EXTROPIA’S WEIRD SCIENCE: DEATH RAYS
Fans of science fiction may well recall that when H.G. Wells’s Martians set out to conquer the earth in ‘War of the Worlds’, they deployed a deadly weapon in the form of a heat ray.
While this might seem like a futuristic weapon invented by minds “immeasurably superior to ours”, there is some evidence to suggest that something like a heat ray is actually ancient technology.
We have historical accounts of such a weapon being used in ancient times. During the second Punic war, which ran from 218 to 202 BC, Archimedes was said to have focused sunlight using a series of hexagonal mirrors, and set alight Roman ships. We have some evidence that such a tale is at least remotely plausible, because in 1973 one Dr. Ioannis Sakeas deployed fifty bronze-coated mirrors and successfully recreated this legendary feat of warfare.
Fifty bronze mirrors does not sound like an altogether practical technology, and indeed it’s hard to find any genuinely practical example of a death-ray. One can, however, find claims of such weapons from inventors seeking investment.
As one might expect given his reputation as maverick inventor, Nikola Tesla was one such individual. In 1973 he told ‘Liberty’ Magazine that “it will be possible to destroy anything within 200 miles” of his directional lightning and beam weapon. But although he claimed to have several such weapons designed, none were publicly demonstrated. Still, presumably somebody thought there might be something to these claims, because the FBI took possession of Tesla’s papers when he died.
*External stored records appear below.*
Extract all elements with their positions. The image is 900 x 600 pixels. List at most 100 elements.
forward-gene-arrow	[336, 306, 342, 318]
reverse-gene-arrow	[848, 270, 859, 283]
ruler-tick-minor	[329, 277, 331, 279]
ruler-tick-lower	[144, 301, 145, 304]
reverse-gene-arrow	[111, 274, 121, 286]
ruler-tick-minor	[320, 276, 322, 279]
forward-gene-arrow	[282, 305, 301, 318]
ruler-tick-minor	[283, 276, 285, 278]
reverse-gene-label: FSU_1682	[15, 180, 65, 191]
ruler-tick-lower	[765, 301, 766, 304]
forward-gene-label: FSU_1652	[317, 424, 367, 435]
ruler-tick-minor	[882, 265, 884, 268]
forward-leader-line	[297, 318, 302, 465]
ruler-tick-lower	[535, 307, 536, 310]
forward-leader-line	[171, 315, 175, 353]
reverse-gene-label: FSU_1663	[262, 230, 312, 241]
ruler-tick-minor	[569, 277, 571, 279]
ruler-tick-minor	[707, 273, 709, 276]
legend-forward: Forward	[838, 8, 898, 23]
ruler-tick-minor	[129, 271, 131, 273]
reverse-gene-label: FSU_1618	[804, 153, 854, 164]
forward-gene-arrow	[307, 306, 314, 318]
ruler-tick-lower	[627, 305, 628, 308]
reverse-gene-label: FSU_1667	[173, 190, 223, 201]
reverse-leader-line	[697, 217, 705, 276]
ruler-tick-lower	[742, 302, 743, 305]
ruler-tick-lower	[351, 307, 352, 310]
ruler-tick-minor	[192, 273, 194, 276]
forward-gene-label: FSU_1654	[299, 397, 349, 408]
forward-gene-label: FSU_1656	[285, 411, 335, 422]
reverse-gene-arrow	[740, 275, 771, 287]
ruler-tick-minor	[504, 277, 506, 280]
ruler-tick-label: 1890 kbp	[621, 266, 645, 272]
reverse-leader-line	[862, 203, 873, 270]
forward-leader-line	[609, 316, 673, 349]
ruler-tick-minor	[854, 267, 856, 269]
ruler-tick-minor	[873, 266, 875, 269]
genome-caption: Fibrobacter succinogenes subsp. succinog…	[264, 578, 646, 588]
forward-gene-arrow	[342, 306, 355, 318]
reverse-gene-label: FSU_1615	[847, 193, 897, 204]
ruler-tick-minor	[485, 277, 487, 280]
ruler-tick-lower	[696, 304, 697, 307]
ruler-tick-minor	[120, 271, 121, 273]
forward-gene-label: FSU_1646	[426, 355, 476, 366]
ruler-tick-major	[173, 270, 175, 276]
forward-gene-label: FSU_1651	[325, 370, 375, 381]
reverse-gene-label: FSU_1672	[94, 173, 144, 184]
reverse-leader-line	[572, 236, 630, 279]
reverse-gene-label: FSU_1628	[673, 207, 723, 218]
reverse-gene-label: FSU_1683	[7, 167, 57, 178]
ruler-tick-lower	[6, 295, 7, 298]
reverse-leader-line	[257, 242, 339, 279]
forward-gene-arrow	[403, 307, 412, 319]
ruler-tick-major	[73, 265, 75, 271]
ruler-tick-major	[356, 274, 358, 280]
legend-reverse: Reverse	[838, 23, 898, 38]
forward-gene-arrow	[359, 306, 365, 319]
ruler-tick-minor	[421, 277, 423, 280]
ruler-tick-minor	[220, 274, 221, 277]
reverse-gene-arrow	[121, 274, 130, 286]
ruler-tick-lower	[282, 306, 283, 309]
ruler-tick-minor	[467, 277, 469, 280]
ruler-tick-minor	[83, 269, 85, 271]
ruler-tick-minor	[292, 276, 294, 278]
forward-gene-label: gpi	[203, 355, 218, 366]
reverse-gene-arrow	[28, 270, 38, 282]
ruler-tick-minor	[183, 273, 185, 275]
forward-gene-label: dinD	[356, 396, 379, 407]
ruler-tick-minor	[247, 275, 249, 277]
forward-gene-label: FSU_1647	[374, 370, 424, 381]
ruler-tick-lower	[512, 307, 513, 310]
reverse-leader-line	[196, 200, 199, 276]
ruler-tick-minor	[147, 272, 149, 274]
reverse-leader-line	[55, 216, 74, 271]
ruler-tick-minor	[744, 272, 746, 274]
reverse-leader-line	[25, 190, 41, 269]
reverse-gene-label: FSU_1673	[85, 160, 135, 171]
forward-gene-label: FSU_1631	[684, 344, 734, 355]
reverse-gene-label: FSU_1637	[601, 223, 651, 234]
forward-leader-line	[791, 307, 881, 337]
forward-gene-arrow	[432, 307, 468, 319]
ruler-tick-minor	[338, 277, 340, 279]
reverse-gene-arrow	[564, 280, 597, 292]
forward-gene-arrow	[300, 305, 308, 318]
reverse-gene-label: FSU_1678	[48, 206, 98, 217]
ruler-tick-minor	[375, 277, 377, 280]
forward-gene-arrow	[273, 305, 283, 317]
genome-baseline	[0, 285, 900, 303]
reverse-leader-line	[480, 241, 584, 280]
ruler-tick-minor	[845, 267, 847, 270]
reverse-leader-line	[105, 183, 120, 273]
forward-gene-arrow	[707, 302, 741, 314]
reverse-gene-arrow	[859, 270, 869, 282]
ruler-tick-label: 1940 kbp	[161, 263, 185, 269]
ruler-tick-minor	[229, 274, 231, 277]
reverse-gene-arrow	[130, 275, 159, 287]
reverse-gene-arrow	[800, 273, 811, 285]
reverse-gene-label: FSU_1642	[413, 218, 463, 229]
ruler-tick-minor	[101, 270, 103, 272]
Harry Grindell Matthews. Image from wikimedia commons
Another person who claimed to have built a death ray was Henry Grindell Mathews. Once again, the reality fell short of the inventor’s boasts. Mathews promised that the finished product would knock airplanes out of the sky, but when a prototype was demonstrated to military personnel, it only managed to stop a small motor and cause a light-bulb to glow. This was in 1921 and although Mathews pitched his idea not only to his native English armed forces but also the French and American military, no such weapon was ever used in any war, so I think it’s safe to assume that he was full of it.